Par acte sous seing privé du même jour, Madame [R] [I] s’est portée caution de Monsieur [L] [I].
Le 23 février 2023, la bailleresse a fait signifier au locataire un commandement de payer visant la clause résolutoire insérée au bail, pour un montant en principal de 2.256,09 €. Ce commandement a été dénoncé à la caution le 28 juin 2023.
Le 22 juin 2023, la bailleresse a fait signifier au locataire un commandement d’avoir à cesser les troubles, visant la clause résolutoire.
Le 8 août 2023, la bailleresse a fait signifier au locataire un congé pour motifs sérieux et légitimes (tapages nocturnes, agressions verbales des voisins et des personnes qui se présentent dans les communs, hurlements, frappes sur les murs et cloisons).
Le 26 septembre 2024, la bailleresse a fait signifier au locataire un commandement de payer visant la clause résolutoire insérée au bail, pour un montant en principal de 6.680,00 €. Ce commandement a été dénoncé à la caution le 27 septembre 2024.

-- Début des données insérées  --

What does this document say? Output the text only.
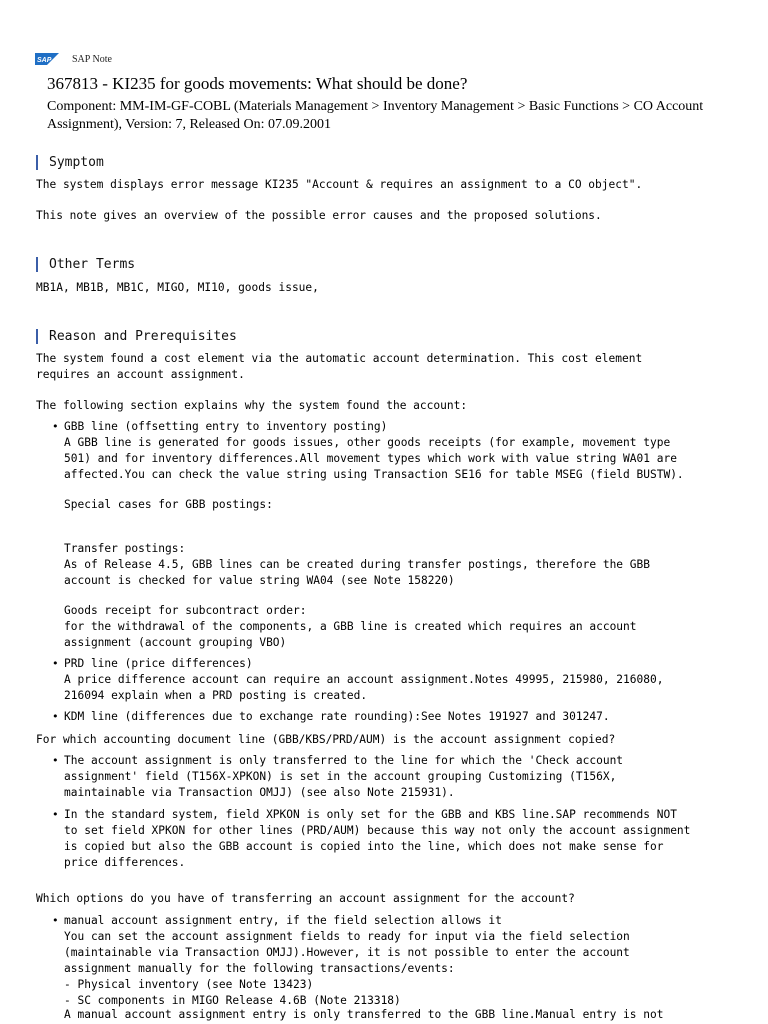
SAP SAP Note
367813 - KI235 for goods movements: What should be done?
Component: MM-IM-GF-COBL (Materials Management > Inventory Management > Basic Functions > CO Account
Assignment), Version: 7, Released On: 07.09.2001
Symptom
The system displays error message KI235 "Account & requires an assignment to a CO object".
This note gives an overview of the possible error causes and the proposed solutions.
Other Terms
MB1A, MB1B, MB1C, MIGO, MI10, goods issue,
Reason and Prerequisites
The system found a cost element via the automatic account determination. This cost element
requires an account assignment.
The following section explains why the system found the account:
• GBB line (offsetting entry to inventory posting)
A GBB line is generated for goods issues, other goods receipts (for example, movement type
501) and for inventory differences.All movement types which work with value string WA01 are
affected.You can check the value string using Transaction SE16 for table MSEG (field BUSTW).
Special cases for GBB postings:
Transfer postings:
As of Release 4.5, GBB lines can be created during transfer postings, therefore the GBB
account is checked for value string WA04 (see Note 158220)
Goods receipt for subcontract order:
for the withdrawal of the components, a GBB line is created which requires an account
assignment (account grouping VBO)
• PRD line (price differences)
A price difference account can require an account assignment.Notes 49995, 215980, 216080,
216094 explain when a PRD posting is created.
• KDM line (differences due to exchange rate rounding):See Notes 191927 and 301247.
For which accounting document line (GBB/KBS/PRD/AUM) is the account assignment copied?
• The account assignment is only transferred to the line for which the 'Check account
assignment' field (T156X-XPKON) is set in the account grouping Customizing (T156X,
maintainable via Transaction OMJJ) (see also Note 215931).
• In the standard system, field XPKON is only set for the GBB and KBS line.SAP recommends NOT
to set field XPKON for other lines (PRD/AUM) because this way not only the account assignment
is copied but also the GBB account is copied into the line, which does not make sense for
price differences.
Which options do you have of transferring an account assignment for the account?
• manual account assignment entry, if the field selection allows it
You can set the account assignment fields to ready for input via the field selection
(maintainable via Transaction OMJJ).However, it is not possible to enter the account
assignment manually for the following transactions/events:
- Physical inventory (see Note 13423)
- SC components in MIGO Release 4.6B (Note 213318)
A manual account assignment entry is only transferred to the GBB line.Manual entry is not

La commission de coordination des actions de prévention des expulsions locatives a été informée de la situation de Monsieur [Y] [I] le 26 septembre 2024.
Par acte de commissaire de justice en date du 2 janvier 2025, la S.C.I. CATEDO a fait assigner Monsieur [L] [I] ainsi que Madame [R] [I], en qualité de caution, devant le juge des contentieux de la protection de CLERMONT-FERRAND statuant en référé aux fins de voir :
— constater le jeu de la clause résolutoire prévue au bail d’habitation conclu entre eux faute pour le locataire de s’être acquitté des causes du commandement dans les délais impartis,
— ordonner l’expulsion de Monsieur [L] [I] et celle de tout occupant de son chef, si besoin est, avec le concours de la force publique,
— condamner Monsieur [L] [I], solidairement avec Madame [R] [I], à lui payer solidairement à titre provisionnel les sommes suivantes :
* 6.844,40 € à valoir sur l’arriéré locatif arrêté au 2 janvier 2025, avec intérêts au taux légal à compter de l’assignation en vertu des dispositions de l’article 1231-7 du Code civil,
* une indemnité d’occupation d’un montant équivalent à celui du loyer et des charges, à compter de la résiliation du bail jusqu’à sa libération effective des lieux, outre la somme de 1.000,00 € sur le fondement de l’article 700 du code de procédure civile ainsi qu’aux entiers dépens de l’instance.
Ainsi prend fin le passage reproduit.